El Gobierno implementó en las últimas semanas un conjunto de medidas orientadas a recomponer los ingresos y estimular el consumo, en un contexto de mora bancaria elevada y pérdida de poder adquisitivo en varios sectores. Las decisiones abarcan el mercado financiero, las negociaciones salariales, la construcción, las tarifas y los impuestos a los combustibles.
En la última licitación de deuda pública, el Ministerio de Economía renovó el 95,96% de vencimientos por $12,67 billones. La operación dejó más de $500.000 millones en efectivo dentro del sistema, una inyección de liquidez que contribuyó a moderar las tasas de interés. La estrategia busca facilitar el acceso al crédito familiar y aliviar el impacto de la morosidad bancaria, que se aproximó al 13% en julio según un informe de 1816 basado en datos del Banco Central.

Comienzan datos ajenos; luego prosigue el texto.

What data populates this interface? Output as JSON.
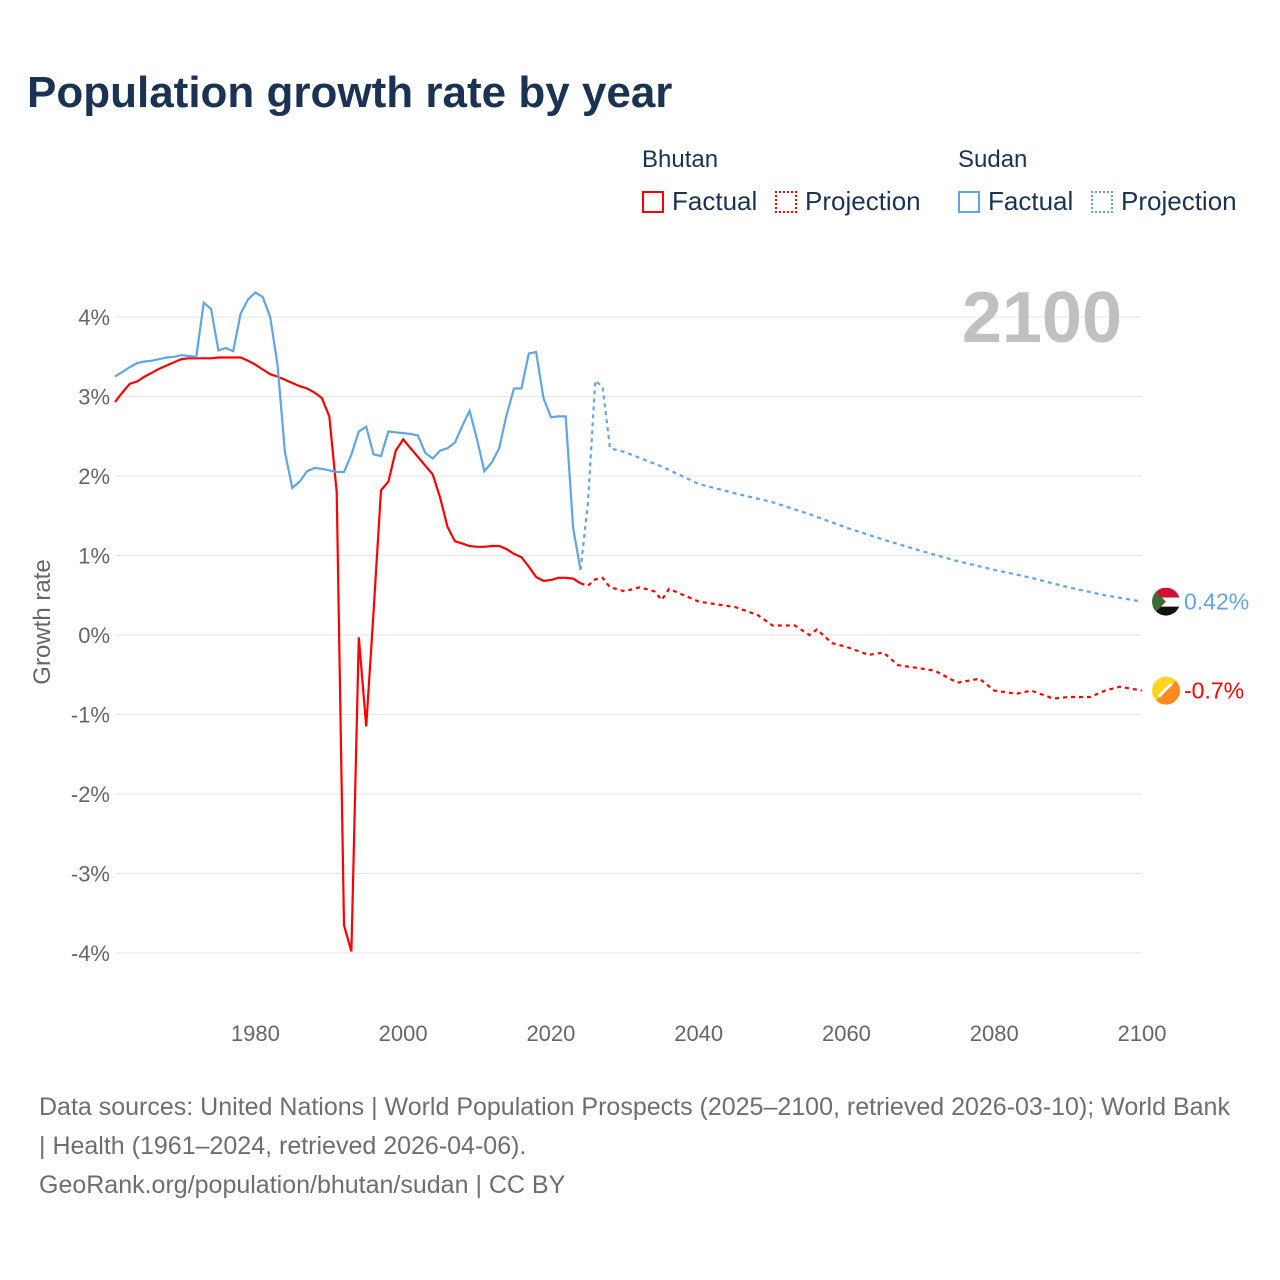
{
  "chart_data": {
    "type": "line",
    "title": "Population growth rate by year",
    "ylabel": "Growth rate",
    "xlabel": "",
    "ylim": [
      -4.6,
      4.6
    ],
    "xlim": [
      1961,
      2100
    ],
    "yticks": [
      4,
      3,
      2,
      1,
      0,
      -1,
      -2,
      -3,
      -4
    ],
    "ytick_labels": [
      "4%",
      "3%",
      "2%",
      "1%",
      "0%",
      "-1%",
      "-2%",
      "-3%",
      "-4%"
    ],
    "xticks": [
      1980,
      2000,
      2020,
      2040,
      2060,
      2080,
      2100
    ],
    "xtick_labels": [
      "1980",
      "2000",
      "2020",
      "2040",
      "2060",
      "2080",
      "2100"
    ],
    "year_label": "2100",
    "grid": true,
    "legend_groups": [
      {
        "name": "Bhutan",
        "factual": "Factual",
        "projection": "Projection"
      },
      {
        "name": "Sudan",
        "factual": "Factual",
        "projection": "Projection"
      }
    ],
    "series": [
      {
        "name": "Bhutan",
        "color": "#ff0000",
        "end_label": "-0.7%",
        "factual": {
          "x": [
            1961,
            1962,
            1963,
            1964,
            1965,
            1966,
            1967,
            1968,
            1969,
            1970,
            1971,
            1972,
            1973,
            1974,
            1975,
            1976,
            1977,
            1978,
            1979,
            1980,
            1981,
            1982,
            1983,
            1984,
            1985,
            1986,
            1987,
            1988,
            1989,
            1990,
            1991,
            1992,
            1993,
            1994,
            1995,
            1996,
            1997,
            1998,
            1999,
            2000,
            2001,
            2002,
            2003,
            2004,
            2005,
            2006,
            2007,
            2008,
            2009,
            2010,
            2011,
            2012,
            2013,
            2014,
            2015,
            2016,
            2017,
            2018,
            2019,
            2020,
            2021,
            2022,
            2023,
            2024
          ],
          "y": [
            2.93,
            3.05,
            3.16,
            3.19,
            3.25,
            3.3,
            3.35,
            3.39,
            3.43,
            3.47,
            3.48,
            3.48,
            3.48,
            3.48,
            3.49,
            3.49,
            3.49,
            3.49,
            3.45,
            3.4,
            3.34,
            3.28,
            3.25,
            3.21,
            3.17,
            3.13,
            3.1,
            3.05,
            2.98,
            2.75,
            1.8,
            -3.65,
            -3.98,
            -0.03,
            -1.15,
            0.3,
            1.82,
            1.93,
            2.32,
            2.46,
            2.35,
            2.24,
            2.13,
            2.02,
            1.73,
            1.36,
            1.18,
            1.15,
            1.12,
            1.11,
            1.11,
            1.12,
            1.12,
            1.08,
            1.02,
            0.98,
            0.86,
            0.73,
            0.68,
            0.69,
            0.72,
            0.72,
            0.71,
            0.65
          ]
        },
        "projection": {
          "x": [
            2024,
            2025,
            2026,
            2027,
            2028,
            2030,
            2032,
            2034,
            2035,
            2036,
            2040,
            2045,
            2048,
            2050,
            2053,
            2055,
            2056,
            2058,
            2060,
            2063,
            2065,
            2067,
            2070,
            2072,
            2075,
            2078,
            2080,
            2083,
            2085,
            2088,
            2090,
            2093,
            2095,
            2097,
            2100
          ],
          "y": [
            0.65,
            0.62,
            0.7,
            0.72,
            0.6,
            0.55,
            0.6,
            0.55,
            0.44,
            0.58,
            0.42,
            0.35,
            0.25,
            0.12,
            0.12,
            0.0,
            0.07,
            -0.1,
            -0.15,
            -0.25,
            -0.22,
            -0.38,
            -0.42,
            -0.45,
            -0.6,
            -0.55,
            -0.7,
            -0.74,
            -0.7,
            -0.8,
            -0.78,
            -0.78,
            -0.7,
            -0.65,
            -0.7
          ]
        }
      },
      {
        "name": "Sudan",
        "color": "#5fa6e8",
        "end_label": "0.42%",
        "factual": {
          "x": [
            1961,
            1962,
            1963,
            1964,
            1965,
            1966,
            1967,
            1968,
            1969,
            1970,
            1971,
            1972,
            1973,
            1974,
            1975,
            1976,
            1977,
            1978,
            1979,
            1980,
            1981,
            1982,
            1983,
            1984,
            1985,
            1986,
            1987,
            1988,
            1989,
            1990,
            1991,
            1992,
            1993,
            1994,
            1995,
            1996,
            1997,
            1998,
            1999,
            2000,
            2001,
            2002,
            2003,
            2004,
            2005,
            2006,
            2007,
            2008,
            2009,
            2010,
            2011,
            2012,
            2013,
            2014,
            2015,
            2016,
            2017,
            2018,
            2019,
            2020,
            2021,
            2022,
            2023,
            2024
          ],
          "y": [
            3.25,
            3.31,
            3.37,
            3.42,
            3.44,
            3.45,
            3.47,
            3.49,
            3.5,
            3.52,
            3.51,
            3.5,
            4.18,
            4.1,
            3.58,
            3.61,
            3.57,
            4.04,
            4.22,
            4.31,
            4.25,
            4.0,
            3.4,
            2.3,
            1.85,
            1.93,
            2.06,
            2.1,
            2.09,
            2.07,
            2.05,
            2.05,
            2.27,
            2.56,
            2.62,
            2.27,
            2.25,
            2.56,
            2.55,
            2.54,
            2.53,
            2.51,
            2.29,
            2.22,
            2.32,
            2.35,
            2.42,
            2.63,
            2.82,
            2.46,
            2.06,
            2.17,
            2.35,
            2.77,
            3.1,
            3.1,
            3.54,
            3.56,
            2.98,
            2.74,
            2.75,
            2.75,
            1.35,
            0.82
          ]
        },
        "projection": {
          "x": [
            2024,
            2025,
            2026,
            2027,
            2028,
            2030,
            2035,
            2040,
            2045,
            2050,
            2055,
            2060,
            2065,
            2070,
            2075,
            2080,
            2085,
            2090,
            2095,
            2100
          ],
          "y": [
            0.82,
            1.65,
            3.2,
            3.12,
            2.35,
            2.3,
            2.12,
            1.9,
            1.78,
            1.67,
            1.52,
            1.35,
            1.2,
            1.06,
            0.93,
            0.82,
            0.72,
            0.6,
            0.5,
            0.42
          ]
        }
      }
    ]
  },
  "footer": {
    "sources": "Data sources: United Nations | World Population Prospects (2025–2100, retrieved 2026-03-10); World Bank | Health (1961–2024, retrieved 2026-04-06).",
    "link": "GeoRank.org/population/bhutan/sudan | CC BY"
  }
}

La Secretaría de Trabajo, encabezada por Julio Cordero, impulsa que las futuras negociaciones salariales incorporen un ingreso mínimo garantizado superior al millón de pesos. Para agosto de 2026, la referencia oficial fue de $1.070.000, aunque el monto final deberá surgir de acuerdos entre sindicatos y empresas y luego ser homologado. El planteo fue dirigido especialmente a actividades como maestranza, construcción y sanidad.
Para reactivar el sector, se flexibilizaron los préstamos en dólares destinados a empresas. Los bancos podrán asignar hasta el 15% de sus depósitos en moneda extranjera a compañías que no generan divisas y ya no será obligatorio presentar una garantía. Además, se prevé canalizar $2 billones del Fondo de Garantía de Sustentabilidad de Anses hacia los bancos para ampliar el financiamiento hipotecario, con un alcance estimado de entre 17.000 y 18.000 familias.